A planned intensive care unit/high dependency unit at Dunedin Hospital might only be open about four years before it is replaced in a new hospital.

The $11million project has been repeatedly delayed. The facility was supposed to open early next year, but its completion has been pushed back again, the Southern District Health Board confirmed.The  project was mooted in 2014 after the shock loss of intensive care training accreditation which was partly caused by the facility being out of date.

Chief operating officer Lexie O’Shea said the high dependency unit would be completed  ‘‘some time in the second half of 2018’’, and the ICU would open earlier, but there was no firm date.

"The over-riding driver for the ICU/HDU project is to ensure we have fit-for-purpose critical care facilities, and the right level of investment will be made to deliver this as soon as possible.

"We acknowledge the longer term future of our buildings is being considered as part of the larger redevelopment of Dunedin Hospital. However, this project is proceeding as scoped," Mrs O’Shea said.

A new hospital will be completed between 2022 and 2025.  The ICU/HDU is in the ward block, the biggest hospital building.

Even if the ward block is not replaced in the $300million rebuild  — a detail which has not been confirmed — the ICU/HDU was likely to be rebuilt in a new building, to ensure it is close to related departments.

A recent structural assessment of the ward block is understood to have indicated that refurbishing it is not economically viable.

The design work of the ICU/HDU facility took longer than expected.

"It was important to optimise the design to fit around existing building structures.

"To do this we involved our clinical staff and a consumer group, and had the design peer reviewed.

"We expect to have a decision on the tender by late April/May, and all going to schedule would have the first stage nearing completion by the end of the year," Mrs O’Shea said in a statement.

New Zealand Resident Doctors’ Association national secretary Dr Deborah Powell said Dunedin Hospital was likely to have missed out on many trainees — not just ICU trainees — in recent years. Some trainees required an intensive care component as part of training in a different specialty.

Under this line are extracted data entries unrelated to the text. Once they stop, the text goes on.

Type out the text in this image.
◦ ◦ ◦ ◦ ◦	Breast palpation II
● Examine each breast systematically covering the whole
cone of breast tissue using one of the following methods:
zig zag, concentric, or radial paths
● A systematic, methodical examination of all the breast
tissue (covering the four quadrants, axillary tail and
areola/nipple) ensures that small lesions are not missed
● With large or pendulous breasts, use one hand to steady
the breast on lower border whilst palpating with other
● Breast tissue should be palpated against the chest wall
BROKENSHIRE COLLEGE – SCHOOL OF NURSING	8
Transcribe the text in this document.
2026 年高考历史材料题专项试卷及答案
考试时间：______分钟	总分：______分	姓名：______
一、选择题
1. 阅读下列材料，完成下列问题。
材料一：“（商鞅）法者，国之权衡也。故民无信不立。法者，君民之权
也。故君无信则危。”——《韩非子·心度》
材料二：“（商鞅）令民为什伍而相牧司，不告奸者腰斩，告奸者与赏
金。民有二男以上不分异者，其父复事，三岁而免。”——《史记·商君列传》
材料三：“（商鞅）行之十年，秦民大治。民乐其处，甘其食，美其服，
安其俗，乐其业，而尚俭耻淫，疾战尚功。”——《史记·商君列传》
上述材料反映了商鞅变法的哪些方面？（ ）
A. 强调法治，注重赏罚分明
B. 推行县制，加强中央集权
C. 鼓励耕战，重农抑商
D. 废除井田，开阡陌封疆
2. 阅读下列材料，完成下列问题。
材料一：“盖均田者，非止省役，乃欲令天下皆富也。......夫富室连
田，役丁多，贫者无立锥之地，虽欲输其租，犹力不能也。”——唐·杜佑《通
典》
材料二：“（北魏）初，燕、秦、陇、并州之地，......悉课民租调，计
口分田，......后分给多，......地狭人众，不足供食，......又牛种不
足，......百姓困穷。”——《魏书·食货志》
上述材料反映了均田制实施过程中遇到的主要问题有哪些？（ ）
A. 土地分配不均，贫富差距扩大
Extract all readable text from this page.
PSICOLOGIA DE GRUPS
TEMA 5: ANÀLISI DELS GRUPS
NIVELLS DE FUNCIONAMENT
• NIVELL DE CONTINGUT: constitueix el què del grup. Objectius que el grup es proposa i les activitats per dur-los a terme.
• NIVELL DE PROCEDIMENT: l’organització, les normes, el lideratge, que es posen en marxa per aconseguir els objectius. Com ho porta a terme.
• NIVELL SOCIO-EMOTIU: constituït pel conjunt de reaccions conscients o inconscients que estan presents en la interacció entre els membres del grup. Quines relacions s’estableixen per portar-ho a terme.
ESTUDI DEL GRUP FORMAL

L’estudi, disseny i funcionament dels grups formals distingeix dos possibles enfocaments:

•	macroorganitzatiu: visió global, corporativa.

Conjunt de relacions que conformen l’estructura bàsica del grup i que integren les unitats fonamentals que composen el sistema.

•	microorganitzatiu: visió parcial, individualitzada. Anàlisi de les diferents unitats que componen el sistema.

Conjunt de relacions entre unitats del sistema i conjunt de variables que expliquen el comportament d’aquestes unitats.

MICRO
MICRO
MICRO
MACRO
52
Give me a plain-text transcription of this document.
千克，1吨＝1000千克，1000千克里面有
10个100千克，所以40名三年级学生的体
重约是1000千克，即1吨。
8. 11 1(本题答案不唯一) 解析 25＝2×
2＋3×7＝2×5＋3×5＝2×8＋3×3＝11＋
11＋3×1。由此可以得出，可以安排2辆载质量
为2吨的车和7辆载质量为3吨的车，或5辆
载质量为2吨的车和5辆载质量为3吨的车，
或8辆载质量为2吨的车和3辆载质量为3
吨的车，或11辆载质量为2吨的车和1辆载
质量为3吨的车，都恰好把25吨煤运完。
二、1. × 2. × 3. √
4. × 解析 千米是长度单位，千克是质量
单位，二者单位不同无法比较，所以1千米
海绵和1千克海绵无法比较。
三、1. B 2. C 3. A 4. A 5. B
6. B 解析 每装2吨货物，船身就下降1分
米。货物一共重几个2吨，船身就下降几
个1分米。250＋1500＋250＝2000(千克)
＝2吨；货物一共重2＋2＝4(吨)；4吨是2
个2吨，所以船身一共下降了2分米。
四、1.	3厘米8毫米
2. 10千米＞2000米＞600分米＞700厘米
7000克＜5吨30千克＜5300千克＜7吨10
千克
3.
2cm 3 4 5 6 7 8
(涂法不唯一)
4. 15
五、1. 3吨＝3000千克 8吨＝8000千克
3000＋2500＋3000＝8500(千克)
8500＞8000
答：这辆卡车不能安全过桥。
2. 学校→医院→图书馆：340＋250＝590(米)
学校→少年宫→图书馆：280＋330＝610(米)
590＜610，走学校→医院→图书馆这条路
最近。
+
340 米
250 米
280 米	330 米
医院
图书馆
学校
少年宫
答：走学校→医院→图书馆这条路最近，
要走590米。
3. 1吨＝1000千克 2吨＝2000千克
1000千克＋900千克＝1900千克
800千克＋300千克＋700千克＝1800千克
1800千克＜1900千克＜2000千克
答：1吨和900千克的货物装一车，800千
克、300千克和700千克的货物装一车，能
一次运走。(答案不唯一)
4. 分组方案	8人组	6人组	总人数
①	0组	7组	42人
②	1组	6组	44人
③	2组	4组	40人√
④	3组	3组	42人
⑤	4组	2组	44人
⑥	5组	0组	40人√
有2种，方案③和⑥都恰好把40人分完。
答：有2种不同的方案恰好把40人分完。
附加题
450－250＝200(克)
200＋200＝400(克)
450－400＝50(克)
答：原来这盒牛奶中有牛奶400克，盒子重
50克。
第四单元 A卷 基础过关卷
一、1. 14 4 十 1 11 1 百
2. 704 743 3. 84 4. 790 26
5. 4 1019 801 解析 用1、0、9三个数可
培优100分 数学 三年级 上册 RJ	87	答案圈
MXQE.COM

"Why would you go to Dunedin when you know you are going to have to move again when you could go to Christchurch, Wellington, Tauranga ... provincial hospitals have this experience available," she  said.

Dr Powell was critical of the delays, saying the health board was "not getting on top of its infrastructure".

"Here we are in 2017 and we’re still talking about it.‘‘It’s just entirely unsatisfactory."